The lowest satisfaction ratings were given to ‘maintenance and service costs’ and ‘price of equipment’. Respondents were consistent with those from Chile, Peru and Brazil, all giving these two factors the lowest satisfaction ratings.

Improvements to maintenance and service costs will be critical for suppliers in winning and retaining business in the future. When asked in what areas their OEMs differentiated themselves from the rest of the market during the selection process, 94% of the respondents cited ‘better maintenance and service provisions’ as the highest rating differentiating factor.

Further to this, when asked to nominate areas in which their suppliers need to improve, 53% of respondents in Chile, 44% of those in Peru, and 22% of respondents in Brazil nominated the ‘ability to support cost reduction/minimisation’ as one of the top three areas for improvement.

Failure to improve may result in business loss, with a significant share of respondents saying they are likely to switch to a different supplier (26%) within the next five years. A further 25% of respondents indicated they were uncertain whether they would either switch or remain with their current supplier. There is a correlation between dissatisfaction with costs, in particular maintenance and service costs and the likelihood of switching. Of the major markets covered, Brazil, Peru and Chile had the lowest levels of satisfaction with maintenance and service costs, whilst having the highest shares who are anticipating a switch with 33% in Brazil, 32% in Peru and 26% for Chile.
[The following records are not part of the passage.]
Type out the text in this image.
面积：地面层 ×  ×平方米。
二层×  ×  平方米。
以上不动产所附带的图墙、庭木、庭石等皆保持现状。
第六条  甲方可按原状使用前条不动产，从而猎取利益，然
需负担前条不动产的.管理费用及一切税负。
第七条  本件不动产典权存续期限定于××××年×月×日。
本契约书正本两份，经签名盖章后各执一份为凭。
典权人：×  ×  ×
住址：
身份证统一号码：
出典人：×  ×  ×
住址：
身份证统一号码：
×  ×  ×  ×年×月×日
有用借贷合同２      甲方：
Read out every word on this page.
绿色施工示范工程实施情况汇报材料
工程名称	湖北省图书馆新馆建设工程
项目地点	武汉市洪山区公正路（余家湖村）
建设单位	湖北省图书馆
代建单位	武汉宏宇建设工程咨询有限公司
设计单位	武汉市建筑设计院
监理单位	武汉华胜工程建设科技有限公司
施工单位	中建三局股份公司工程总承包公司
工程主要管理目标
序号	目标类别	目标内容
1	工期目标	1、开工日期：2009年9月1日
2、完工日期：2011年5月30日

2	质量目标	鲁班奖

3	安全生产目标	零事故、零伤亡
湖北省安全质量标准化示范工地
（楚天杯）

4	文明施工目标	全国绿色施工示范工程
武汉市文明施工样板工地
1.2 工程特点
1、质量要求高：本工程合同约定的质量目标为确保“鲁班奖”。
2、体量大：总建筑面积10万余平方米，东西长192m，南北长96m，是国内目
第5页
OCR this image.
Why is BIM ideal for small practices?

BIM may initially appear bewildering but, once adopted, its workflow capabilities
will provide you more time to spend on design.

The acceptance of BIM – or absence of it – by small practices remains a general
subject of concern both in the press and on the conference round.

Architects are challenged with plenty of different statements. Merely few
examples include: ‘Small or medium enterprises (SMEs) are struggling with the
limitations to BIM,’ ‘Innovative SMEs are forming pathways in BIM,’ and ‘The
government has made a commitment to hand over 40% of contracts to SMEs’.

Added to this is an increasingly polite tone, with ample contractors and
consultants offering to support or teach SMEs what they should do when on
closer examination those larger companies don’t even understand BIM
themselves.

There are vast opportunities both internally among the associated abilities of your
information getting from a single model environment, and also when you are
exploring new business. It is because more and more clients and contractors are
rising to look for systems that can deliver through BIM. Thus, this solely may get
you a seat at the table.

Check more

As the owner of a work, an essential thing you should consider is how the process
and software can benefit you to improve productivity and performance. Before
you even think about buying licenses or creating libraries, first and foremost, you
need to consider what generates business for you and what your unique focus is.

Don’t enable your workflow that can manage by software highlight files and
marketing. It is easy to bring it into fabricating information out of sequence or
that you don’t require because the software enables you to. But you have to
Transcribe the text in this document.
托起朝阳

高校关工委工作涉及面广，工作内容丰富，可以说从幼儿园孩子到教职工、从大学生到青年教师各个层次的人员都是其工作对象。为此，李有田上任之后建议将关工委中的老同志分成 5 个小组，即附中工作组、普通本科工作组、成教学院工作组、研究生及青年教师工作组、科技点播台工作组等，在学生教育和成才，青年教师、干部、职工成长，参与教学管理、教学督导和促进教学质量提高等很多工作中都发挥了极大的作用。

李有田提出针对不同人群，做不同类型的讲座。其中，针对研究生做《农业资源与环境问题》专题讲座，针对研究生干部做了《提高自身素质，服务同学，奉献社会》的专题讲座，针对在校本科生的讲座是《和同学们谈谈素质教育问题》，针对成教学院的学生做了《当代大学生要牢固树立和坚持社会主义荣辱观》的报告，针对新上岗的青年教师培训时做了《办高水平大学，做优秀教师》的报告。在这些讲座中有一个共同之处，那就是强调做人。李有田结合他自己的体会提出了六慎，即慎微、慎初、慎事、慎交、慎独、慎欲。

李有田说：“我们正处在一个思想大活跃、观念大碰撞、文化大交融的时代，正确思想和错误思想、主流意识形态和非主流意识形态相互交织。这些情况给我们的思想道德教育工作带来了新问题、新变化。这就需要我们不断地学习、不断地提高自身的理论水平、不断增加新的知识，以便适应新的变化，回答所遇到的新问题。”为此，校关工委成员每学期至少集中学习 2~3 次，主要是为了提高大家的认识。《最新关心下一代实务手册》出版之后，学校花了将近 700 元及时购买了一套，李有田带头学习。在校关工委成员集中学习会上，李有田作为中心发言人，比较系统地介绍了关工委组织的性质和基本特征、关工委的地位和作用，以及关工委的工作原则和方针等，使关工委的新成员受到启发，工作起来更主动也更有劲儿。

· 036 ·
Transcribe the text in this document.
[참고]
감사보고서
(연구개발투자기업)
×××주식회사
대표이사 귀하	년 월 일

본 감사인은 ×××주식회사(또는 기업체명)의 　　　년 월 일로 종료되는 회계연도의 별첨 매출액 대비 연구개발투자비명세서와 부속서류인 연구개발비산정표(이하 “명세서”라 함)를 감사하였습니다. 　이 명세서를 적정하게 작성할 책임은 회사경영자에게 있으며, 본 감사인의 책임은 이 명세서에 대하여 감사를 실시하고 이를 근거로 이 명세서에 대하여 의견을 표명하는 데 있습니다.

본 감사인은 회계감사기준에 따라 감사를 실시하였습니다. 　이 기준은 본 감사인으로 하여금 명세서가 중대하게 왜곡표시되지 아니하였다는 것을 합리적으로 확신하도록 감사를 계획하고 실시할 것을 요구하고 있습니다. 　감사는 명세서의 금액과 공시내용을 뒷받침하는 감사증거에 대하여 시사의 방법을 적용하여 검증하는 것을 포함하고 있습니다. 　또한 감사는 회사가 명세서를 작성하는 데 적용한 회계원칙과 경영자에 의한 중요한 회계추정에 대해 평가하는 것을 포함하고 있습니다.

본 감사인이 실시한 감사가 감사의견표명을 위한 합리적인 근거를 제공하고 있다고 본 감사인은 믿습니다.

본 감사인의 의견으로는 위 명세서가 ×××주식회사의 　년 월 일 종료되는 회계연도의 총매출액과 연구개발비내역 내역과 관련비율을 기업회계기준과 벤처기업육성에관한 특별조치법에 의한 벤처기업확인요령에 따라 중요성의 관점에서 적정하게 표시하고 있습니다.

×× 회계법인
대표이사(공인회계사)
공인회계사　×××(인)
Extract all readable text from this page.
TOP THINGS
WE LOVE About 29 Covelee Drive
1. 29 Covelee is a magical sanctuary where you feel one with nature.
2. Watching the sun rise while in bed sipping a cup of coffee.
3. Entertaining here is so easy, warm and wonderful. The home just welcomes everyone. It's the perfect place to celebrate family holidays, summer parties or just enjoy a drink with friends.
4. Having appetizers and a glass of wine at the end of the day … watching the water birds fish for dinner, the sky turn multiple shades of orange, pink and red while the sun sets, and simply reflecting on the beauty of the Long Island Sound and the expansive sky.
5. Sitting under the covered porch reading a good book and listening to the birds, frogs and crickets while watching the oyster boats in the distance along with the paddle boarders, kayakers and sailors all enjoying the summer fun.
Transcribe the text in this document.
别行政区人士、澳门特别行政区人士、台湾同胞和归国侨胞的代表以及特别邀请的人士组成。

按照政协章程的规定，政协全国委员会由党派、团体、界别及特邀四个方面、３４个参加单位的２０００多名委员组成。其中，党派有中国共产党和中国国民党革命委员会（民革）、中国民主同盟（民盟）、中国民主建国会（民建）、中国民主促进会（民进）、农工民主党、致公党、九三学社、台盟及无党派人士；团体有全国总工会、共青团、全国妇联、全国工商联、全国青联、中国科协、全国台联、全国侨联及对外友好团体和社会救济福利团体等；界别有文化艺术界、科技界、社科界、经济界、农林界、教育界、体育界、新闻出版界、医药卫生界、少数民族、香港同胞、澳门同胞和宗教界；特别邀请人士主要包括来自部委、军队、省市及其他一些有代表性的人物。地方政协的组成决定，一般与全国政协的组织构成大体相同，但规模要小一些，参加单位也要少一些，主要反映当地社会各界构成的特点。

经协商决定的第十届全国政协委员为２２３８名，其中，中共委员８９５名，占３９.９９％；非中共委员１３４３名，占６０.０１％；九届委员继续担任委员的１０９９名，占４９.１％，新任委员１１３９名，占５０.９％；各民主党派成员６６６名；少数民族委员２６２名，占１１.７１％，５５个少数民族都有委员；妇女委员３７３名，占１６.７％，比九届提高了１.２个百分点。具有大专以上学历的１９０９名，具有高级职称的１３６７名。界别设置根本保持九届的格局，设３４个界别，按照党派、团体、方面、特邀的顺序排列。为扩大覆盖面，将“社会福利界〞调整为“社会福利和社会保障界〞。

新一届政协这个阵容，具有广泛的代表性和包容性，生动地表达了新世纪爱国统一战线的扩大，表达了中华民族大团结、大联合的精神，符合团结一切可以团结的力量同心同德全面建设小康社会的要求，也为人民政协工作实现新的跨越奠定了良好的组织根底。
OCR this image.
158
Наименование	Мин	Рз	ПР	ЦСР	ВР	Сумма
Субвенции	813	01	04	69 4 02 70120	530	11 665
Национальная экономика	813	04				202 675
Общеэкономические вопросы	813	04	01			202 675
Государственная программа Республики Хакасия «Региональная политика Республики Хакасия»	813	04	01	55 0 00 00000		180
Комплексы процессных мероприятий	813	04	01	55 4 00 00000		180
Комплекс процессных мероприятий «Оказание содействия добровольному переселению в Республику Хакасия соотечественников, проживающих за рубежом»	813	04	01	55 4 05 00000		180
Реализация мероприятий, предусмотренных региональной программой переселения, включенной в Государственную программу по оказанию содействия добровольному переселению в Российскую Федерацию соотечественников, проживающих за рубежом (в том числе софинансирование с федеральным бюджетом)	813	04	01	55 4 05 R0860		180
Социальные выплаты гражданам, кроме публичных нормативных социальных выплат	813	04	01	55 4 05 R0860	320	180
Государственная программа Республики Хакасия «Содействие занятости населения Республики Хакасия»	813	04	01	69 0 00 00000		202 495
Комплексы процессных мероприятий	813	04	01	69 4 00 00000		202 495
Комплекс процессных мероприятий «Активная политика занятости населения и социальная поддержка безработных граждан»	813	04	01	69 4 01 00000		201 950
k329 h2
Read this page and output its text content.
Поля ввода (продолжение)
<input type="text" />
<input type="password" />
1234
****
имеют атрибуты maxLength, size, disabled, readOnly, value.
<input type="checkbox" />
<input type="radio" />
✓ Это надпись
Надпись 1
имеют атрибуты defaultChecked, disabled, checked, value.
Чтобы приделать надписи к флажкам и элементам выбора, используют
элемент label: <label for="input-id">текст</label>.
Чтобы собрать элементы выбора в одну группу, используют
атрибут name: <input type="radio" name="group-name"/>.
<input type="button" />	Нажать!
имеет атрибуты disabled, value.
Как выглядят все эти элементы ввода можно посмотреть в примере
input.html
“Timetric’s research demonstrates the current mindset of mining companies in Latin America and the importance placed on minimising costs throughout the business. This includes costs associated with the maintenance and servicing of heavy mining equipment. Mining companies have outlined their dissatisfaction with these costs and have indicated plans to switch OEMs within the next five years,” comments Nez Guevara, Senior Mining Analyst at Timetric’s MIC.

All information is based on the Timetric report: ‘Winning and Retaining Business in the Mining Equipment Sector in Latin America, 2015'. For their survey Timetric questioned 100 buyers and decision-makers currently working in over 70 mines throughout Latin America.

Survey respondents came from 14 different countries including: Peru, Chile, Colombia, Brazil, Mexico, Venezuela, the Dominican Republic and Bolivia.